The final part of the Old Testament I will be discussing how God and humans relate comes from the Prophets. The book I am going to use is the Book of Jonah. In Jonah Chapter 1, God has specific orders for him. He states, “Go to the great city of Nineveh and preach against it, because its wickedness has come up before me” (Jonah 1:2). Now Jonah got into a boat and went the opposite direction and disobeyed what God had ordered to do. Further down in the chapter something happens on his boat ride. “Then the Lord sent a great wind on the sea, and such a violent storm arose that the ship threatened to break up. All the sailors were afraid and each cried out to his own god. And they threw the cargo into the sea to lighten the ship.” Then the sailors said to each other, “Come, let us cast lots to find out who is responsible for this calamity.” They cast lots and the lot fell on Jonah. So they asked him, “Tell us, who is responsible for making all this trouble for us? What kind of work do you do? Where do you come from? What is your country? From what people are you?” He answered, “I am a Hebrew and I worship the Lord, the God of heaven, who made the sea and the dry land (Jonah 1:4-5;7-9).

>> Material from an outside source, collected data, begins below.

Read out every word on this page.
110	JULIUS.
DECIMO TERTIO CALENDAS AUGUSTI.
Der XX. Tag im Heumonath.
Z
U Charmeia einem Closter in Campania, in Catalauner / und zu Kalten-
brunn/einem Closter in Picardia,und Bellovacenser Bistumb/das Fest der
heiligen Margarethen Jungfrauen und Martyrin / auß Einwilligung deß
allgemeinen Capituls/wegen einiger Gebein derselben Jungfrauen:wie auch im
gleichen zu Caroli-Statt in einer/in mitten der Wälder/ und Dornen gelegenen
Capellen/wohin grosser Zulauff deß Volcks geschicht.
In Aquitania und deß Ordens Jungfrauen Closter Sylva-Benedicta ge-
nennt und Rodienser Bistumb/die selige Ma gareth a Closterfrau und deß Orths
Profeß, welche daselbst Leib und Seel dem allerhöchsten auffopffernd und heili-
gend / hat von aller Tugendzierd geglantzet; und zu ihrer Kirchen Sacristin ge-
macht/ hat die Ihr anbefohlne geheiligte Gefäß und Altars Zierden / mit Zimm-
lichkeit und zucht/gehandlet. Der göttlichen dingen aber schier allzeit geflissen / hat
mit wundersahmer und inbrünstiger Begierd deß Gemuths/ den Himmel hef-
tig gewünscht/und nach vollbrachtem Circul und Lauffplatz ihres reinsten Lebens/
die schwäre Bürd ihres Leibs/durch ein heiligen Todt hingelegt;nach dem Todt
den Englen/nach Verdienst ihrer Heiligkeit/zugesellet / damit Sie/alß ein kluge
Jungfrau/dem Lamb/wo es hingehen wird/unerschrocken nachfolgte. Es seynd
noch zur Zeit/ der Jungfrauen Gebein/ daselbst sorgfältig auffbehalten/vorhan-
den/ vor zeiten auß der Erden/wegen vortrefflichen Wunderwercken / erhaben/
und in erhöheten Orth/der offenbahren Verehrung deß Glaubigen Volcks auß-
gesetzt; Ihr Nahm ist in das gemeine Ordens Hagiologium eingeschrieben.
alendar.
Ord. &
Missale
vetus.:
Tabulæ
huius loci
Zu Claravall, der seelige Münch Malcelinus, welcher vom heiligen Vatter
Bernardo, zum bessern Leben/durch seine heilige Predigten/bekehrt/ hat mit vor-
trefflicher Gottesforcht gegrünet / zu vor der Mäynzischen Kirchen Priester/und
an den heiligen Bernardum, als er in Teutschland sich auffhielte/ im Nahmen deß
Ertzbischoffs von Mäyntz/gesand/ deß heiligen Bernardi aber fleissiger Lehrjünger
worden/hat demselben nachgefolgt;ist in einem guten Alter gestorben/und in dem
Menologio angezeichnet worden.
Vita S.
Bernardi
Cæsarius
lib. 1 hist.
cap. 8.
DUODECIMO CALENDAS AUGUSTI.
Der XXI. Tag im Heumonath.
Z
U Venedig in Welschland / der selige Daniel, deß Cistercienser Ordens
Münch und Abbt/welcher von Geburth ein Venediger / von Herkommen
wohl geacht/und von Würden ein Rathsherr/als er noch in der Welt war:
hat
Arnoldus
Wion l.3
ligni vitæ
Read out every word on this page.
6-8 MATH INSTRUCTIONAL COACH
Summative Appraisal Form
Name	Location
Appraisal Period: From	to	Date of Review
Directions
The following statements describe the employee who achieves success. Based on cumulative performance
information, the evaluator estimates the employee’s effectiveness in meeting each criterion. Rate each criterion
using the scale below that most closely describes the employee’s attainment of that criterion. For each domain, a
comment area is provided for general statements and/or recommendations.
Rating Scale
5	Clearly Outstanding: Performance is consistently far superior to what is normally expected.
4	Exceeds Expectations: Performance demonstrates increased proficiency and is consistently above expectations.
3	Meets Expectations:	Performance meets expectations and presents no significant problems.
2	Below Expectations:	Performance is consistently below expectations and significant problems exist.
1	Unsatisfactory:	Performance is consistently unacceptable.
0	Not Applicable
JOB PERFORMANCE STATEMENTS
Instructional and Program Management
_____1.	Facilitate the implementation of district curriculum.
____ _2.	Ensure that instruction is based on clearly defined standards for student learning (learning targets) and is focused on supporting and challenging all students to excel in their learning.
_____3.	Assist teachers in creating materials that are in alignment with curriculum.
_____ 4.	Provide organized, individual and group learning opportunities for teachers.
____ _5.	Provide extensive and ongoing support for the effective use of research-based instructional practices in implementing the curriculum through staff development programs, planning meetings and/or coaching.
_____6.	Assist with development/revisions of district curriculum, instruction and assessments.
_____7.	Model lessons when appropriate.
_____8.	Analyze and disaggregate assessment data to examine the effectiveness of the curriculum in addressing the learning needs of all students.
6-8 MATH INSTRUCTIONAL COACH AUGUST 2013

Jonah’s relationship with God took a turn for the worse because he did not listen to God’s orders and horrible things happened to him and the people around him. Jonah actually tells the people on the ship to throw him overboard because that is what God wants. After Jonah is thrown overboard he is swallowed by a whale and from that moment on, Jonah lived his life for the Lord in an obedient way, but did so reluctantly. He preached to Nineveh the word of God and the Ninevites believed in God and what Jonah was preaching to them. Jonah wanted the Ninevites totally destroyed, but God wanted to save them at first because he thought God was being too nice to the Ninevites. In the book of Jonah, Jonah is not a very good example of how we have the best relationship with God. According to Jonah chapter 4, “He prayed to the Lord, “Isn’t this what I said, Lord, when I was still at home? That is what I tried to forestall by fleeing to Tarshish. I knew that you are a gracious and compassionate God, slow to anger and abounding in love, a God who relents from sending calamity. Now, Lord, take away my life, for it is better for me to die than to live” (Jonah 4:2-4). Even though Jonah was a big cry baby with everything he did, he was still obedient to God. We can apply this to our lives when we are throwing our tantrums, we are still to remain obedient to God’s calling and work in our lives.

In conclusion, we either follow God’s Law and do what he asks us to do or we act like cowards and disobey him which leads to sinfulness and gets us going down the wrong path. We can see that this is true throughout the Old Testament because Adam and Eve had that perfect relationship with God and it was messed up with sinful actions, just as well as Jonah and King Saul.

Relationships are more broken and take a lot of work to keep with God because of sin in the world. However, the most important thing you need to know is no matter how many times you mess up or disobey God and get punished for your actions, God will always have the heart to forgive you so you may repent and clean yourselves of your sins. That right there is the ultimate relationship.